The day has finally arrived when we will begin to determine the fate of the Presidency of Donald J. Trump. And, although Senate Republicans are steadfast in their determination to get the whole thing over with quickly, culminating in a predictable acquittal, we as a country will have to deal with how history will treat the participants in only the third impeachment of a president in our 250 year history. However, this will certainly be the first that relies on Twitter for summarizing the President’s defense: “political witch hunt,” “sham,” “hoax,” “they are trying to overturn the election,” “where is the impeachable offense?” But the key phrase, and the only one that really matters is “do us a favor, though.” Not as snappy as: “what did the President know and when did he know it?” but just as salient.

The battle over additional witnesses and the introduction of evidence discovered after the House impeachment vote (thanks, Lev) is almost beside the point because the facts are simple: Trump withholds aid approved by Congress and desperately needed by the Ukrainians in their internecine battle with Russia and dangles the possibility of a White House visit to newly elected comedian-turned President Zelensky until he promises a thorough investigation of Trump’s most feared opponent, Joe Biden, and his son and the totally discredited theory that Ukraine, not Russia, interfered in the 2016 election.

Yes, I know, Mr.
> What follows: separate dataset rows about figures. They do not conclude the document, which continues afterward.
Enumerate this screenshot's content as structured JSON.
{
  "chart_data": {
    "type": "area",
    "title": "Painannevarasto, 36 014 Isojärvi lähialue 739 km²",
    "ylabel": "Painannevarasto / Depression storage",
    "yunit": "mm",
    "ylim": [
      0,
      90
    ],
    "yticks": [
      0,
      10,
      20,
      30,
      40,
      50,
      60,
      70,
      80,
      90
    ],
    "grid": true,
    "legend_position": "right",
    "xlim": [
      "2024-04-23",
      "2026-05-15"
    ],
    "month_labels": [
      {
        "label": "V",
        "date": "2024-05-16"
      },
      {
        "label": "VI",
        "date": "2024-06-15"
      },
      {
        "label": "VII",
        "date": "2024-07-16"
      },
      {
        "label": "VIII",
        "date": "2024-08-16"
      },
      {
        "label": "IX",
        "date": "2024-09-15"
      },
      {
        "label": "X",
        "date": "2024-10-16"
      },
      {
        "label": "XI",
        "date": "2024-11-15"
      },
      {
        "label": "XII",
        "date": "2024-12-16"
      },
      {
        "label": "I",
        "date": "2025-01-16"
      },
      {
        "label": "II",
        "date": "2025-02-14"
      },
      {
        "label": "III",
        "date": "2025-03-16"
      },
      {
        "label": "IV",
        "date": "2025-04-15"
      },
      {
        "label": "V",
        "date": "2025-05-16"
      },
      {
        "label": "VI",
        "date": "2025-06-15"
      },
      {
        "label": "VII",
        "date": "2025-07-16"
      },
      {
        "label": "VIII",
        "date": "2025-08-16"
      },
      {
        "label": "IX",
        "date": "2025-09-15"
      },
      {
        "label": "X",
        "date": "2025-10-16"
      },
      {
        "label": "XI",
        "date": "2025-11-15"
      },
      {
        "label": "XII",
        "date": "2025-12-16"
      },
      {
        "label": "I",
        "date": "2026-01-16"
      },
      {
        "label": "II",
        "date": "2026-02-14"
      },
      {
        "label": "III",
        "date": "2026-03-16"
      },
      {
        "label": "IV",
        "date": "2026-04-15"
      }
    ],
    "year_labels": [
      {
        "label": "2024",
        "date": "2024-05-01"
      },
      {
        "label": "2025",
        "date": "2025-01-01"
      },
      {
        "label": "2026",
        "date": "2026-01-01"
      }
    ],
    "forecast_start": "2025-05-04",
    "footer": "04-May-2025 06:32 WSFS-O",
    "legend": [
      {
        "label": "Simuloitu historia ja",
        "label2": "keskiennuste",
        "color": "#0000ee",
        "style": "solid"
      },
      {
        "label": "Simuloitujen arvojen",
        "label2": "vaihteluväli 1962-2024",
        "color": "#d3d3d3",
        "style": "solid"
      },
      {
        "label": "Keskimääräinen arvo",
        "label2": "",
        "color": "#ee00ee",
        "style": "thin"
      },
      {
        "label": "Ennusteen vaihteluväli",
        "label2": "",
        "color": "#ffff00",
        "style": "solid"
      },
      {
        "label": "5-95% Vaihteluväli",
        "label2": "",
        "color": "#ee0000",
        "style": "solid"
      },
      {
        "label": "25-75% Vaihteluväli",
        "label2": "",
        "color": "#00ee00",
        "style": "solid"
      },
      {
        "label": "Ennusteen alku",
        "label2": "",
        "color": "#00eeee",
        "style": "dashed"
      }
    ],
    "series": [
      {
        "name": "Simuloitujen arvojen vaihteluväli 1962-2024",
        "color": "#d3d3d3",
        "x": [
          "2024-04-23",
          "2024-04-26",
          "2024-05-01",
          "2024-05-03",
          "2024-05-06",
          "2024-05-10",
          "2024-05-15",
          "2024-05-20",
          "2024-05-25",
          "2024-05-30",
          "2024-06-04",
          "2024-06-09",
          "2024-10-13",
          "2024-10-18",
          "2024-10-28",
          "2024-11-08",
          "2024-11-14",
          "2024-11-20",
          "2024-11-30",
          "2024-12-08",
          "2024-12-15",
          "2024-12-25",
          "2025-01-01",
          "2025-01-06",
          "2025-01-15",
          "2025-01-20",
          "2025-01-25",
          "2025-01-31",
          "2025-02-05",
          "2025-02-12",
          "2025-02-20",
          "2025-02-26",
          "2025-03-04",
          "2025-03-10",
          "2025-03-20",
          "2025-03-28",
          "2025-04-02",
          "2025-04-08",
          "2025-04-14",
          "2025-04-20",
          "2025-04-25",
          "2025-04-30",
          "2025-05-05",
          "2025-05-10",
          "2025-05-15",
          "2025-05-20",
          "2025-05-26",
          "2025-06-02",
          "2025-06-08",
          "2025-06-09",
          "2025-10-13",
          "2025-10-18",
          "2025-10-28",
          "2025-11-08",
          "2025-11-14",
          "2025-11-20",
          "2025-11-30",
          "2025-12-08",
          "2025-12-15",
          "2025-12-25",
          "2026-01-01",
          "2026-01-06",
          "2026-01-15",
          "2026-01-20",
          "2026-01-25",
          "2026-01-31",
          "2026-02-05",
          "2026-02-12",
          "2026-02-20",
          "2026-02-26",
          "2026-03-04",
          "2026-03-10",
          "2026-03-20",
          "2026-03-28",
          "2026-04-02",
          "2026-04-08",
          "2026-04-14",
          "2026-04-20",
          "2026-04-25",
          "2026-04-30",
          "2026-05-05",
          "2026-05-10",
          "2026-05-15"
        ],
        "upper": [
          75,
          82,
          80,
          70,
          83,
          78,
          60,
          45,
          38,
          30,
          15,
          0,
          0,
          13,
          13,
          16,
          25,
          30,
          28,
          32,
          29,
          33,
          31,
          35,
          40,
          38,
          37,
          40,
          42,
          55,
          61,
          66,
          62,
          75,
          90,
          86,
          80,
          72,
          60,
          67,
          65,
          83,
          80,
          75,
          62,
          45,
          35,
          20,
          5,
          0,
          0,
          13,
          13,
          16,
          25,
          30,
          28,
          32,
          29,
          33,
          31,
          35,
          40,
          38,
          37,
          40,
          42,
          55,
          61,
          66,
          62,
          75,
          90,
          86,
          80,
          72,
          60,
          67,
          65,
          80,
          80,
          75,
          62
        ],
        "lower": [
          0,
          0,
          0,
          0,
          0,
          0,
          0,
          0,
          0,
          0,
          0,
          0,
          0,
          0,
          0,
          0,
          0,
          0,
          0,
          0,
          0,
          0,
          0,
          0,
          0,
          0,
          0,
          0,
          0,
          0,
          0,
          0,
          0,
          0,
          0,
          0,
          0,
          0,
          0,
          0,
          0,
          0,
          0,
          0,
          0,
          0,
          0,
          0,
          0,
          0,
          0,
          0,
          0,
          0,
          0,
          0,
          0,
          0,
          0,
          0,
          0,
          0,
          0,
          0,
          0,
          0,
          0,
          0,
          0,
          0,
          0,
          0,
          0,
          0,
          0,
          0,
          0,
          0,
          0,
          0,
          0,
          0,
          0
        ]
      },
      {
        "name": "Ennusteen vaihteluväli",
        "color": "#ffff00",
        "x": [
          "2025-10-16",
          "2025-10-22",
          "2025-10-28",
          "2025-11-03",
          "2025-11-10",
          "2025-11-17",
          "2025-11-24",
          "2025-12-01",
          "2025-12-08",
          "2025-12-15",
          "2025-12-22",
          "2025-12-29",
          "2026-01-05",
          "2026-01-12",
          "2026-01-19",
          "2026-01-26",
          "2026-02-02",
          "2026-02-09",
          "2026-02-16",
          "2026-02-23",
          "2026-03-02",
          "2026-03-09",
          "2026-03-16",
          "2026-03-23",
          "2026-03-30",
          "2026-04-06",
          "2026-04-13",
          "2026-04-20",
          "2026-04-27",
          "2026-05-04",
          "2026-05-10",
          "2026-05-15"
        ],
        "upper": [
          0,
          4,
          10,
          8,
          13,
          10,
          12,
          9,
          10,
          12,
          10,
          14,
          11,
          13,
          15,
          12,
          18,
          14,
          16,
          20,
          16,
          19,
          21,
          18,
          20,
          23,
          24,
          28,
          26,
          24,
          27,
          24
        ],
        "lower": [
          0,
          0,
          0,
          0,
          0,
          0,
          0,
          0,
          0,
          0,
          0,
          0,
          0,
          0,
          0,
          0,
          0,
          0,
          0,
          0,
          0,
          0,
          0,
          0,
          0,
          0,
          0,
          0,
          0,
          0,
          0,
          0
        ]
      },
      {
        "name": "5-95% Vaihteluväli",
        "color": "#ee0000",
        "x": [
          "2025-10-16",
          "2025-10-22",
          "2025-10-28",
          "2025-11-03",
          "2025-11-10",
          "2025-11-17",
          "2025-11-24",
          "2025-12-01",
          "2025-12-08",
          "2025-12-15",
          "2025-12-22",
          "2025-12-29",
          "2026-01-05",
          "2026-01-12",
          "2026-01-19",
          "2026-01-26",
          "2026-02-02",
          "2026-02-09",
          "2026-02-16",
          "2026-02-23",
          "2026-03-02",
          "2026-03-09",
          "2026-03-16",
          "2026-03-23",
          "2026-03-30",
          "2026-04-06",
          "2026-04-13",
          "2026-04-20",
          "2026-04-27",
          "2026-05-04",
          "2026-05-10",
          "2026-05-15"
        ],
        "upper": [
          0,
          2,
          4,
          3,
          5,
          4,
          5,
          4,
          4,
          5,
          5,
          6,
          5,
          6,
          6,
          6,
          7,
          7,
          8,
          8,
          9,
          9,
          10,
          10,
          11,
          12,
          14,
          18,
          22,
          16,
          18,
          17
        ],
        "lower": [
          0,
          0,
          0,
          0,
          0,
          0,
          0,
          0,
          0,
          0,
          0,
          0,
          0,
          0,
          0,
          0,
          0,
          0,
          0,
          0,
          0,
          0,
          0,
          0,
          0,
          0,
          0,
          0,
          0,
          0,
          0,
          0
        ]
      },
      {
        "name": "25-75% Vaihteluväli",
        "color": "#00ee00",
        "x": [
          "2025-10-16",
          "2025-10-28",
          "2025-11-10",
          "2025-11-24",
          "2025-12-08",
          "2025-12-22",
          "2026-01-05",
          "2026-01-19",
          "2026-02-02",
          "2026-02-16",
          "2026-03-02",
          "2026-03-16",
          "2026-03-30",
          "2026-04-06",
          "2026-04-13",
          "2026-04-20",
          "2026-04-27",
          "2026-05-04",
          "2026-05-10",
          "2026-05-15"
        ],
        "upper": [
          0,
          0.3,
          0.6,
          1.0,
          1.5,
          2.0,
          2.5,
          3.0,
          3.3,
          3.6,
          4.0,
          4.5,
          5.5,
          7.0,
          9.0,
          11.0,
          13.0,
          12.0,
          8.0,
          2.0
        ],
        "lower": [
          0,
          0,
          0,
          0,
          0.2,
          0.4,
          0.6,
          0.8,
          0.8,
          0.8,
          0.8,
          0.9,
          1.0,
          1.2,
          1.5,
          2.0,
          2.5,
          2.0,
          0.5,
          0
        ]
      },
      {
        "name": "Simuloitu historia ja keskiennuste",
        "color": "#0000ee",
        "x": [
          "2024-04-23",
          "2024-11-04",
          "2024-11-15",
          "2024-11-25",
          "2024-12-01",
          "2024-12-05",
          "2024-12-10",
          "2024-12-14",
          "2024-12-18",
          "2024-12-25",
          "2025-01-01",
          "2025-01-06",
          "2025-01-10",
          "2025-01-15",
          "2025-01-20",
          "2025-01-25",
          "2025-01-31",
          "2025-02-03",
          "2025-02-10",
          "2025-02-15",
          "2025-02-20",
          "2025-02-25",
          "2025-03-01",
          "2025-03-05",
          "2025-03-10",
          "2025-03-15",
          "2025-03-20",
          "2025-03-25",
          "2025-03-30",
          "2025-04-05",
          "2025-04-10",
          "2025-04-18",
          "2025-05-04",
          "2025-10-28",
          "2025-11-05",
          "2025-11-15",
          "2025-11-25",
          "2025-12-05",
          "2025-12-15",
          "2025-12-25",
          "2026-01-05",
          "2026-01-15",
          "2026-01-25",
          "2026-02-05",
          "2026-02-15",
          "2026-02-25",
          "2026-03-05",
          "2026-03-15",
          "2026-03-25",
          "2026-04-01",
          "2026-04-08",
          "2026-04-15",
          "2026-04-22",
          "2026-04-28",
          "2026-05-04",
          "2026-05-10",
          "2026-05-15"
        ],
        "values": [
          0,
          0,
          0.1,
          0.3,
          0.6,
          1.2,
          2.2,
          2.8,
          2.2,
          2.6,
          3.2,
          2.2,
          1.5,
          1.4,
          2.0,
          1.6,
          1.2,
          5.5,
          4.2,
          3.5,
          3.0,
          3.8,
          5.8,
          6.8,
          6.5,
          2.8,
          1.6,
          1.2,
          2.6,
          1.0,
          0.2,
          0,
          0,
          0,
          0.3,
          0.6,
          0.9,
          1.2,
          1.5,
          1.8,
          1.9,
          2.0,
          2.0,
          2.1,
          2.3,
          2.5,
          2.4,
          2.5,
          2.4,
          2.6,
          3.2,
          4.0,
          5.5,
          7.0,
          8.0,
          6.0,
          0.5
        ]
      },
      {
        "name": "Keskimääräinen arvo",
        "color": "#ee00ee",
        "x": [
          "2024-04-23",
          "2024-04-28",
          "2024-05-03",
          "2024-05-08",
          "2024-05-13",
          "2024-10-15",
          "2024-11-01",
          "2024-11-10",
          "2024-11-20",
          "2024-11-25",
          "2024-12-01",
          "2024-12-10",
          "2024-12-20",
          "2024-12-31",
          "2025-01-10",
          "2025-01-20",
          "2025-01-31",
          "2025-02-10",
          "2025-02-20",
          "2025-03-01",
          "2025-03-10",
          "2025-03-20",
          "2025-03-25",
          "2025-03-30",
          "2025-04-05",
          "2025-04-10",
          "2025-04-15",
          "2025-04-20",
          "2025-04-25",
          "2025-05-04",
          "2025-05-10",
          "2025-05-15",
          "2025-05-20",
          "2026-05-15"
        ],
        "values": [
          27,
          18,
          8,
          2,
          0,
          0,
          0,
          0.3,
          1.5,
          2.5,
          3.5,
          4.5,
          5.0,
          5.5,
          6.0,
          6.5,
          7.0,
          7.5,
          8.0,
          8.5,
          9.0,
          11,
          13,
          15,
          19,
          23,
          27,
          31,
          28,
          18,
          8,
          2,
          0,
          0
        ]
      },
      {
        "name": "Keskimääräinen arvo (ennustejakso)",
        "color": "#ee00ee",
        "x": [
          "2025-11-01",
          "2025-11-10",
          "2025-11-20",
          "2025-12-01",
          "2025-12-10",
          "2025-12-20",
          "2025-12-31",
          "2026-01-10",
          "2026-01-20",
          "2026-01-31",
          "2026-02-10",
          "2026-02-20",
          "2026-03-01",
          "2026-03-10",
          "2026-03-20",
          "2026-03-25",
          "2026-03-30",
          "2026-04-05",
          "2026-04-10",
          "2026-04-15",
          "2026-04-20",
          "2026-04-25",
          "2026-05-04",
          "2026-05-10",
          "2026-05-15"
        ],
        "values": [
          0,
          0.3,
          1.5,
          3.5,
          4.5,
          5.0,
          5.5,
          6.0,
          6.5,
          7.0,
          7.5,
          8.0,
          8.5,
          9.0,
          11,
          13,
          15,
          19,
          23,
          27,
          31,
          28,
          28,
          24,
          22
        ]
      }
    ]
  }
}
Trump is so moral and upstanding in his concern about corruption that his defenders claim he was only talking about corruption in general and not only that of the Bidens. One could only wish that he would be as concerned with the behavior of other recipients of his largesse, as when he makes nice with the murderous Mohammad bin Salman or coddles his favorite autocrats, Erdogan, Bolsonaro, Orban and, of course, Ukraine’s primary antagonist, Putin. Such a righteous man.

The trial that will not be a trial in the Senate will have the Republicans couch his defense on two arguments: one, the House investigation was unfair and, therefore, a sham, and two, abuse of power is not an impeachable offense. The subtext is that the President is not obliged to cooperate in his own impeachment process, so his refusal to allow witnesses who actually know the facts cannot itself be impeachable as obstruction of Congress.

Well, variations of these arguments were made, unsuccessfully, during the Watergate drama, and we all know how that ended. Of course then the Republicans who began the process as steadfast defenders of Nixon by and large remained open to learning the facts, even though it took the “smoking gun” tape of June 23, 1972 in which RN ordered the FBI to stop investigating the burglary because it involved a matter of “national security,” to turn the few remaining holdouts in favor of impeachment. [Is it merely a coincidence that two key figures from that drama, Egil Krogh, who authorized the break-in at the office of Daniel Ellsberg’s psychiatrist, and Tom Railsback, the Illinois Republican who helped draft the articles of impeachment, died this week?]

Meanwhile Trump, taking a lesson from Tricky Dick himself, flits around the globe, trying to appear presidential and above the fray, the anti-globalist charming the masters of the universe at Davos. But, we all know that this day was inevitable from the moment Trump took that oath: the man is a walking abuse of power. There is no need for a “smoking gun;” it exists in his very being.

Well, I’m no Constitutional scholar, but the undefined concept of “high crimes and misdemeanors’” when the president is involved, necessarily includes abuse of power when he violates the oath of office and does not necessarily require the commission of a crime, contrary to what Alan Dershowitz now says. Hamilton, in Federalist Paper № 65, clearly contemplated this argument and shot it down when he wrote:

The subjects of its jurisdiction are those offenses which proceed from the misconduct of public men, or, in other words, from the abuse or violation of some public trust. They are of a nature which may with peculiar propriety be denominated POLITICAL, as they relate chiefly to injuries done immediately to the society itself.

Trading Congressionally-approved foreign aid to an ally for a political favor? If, as appears certain, the Republican-controlled Senate agrees with Mr. Trump that such a proposal was “perfect,” somehow I doubt that history will agree.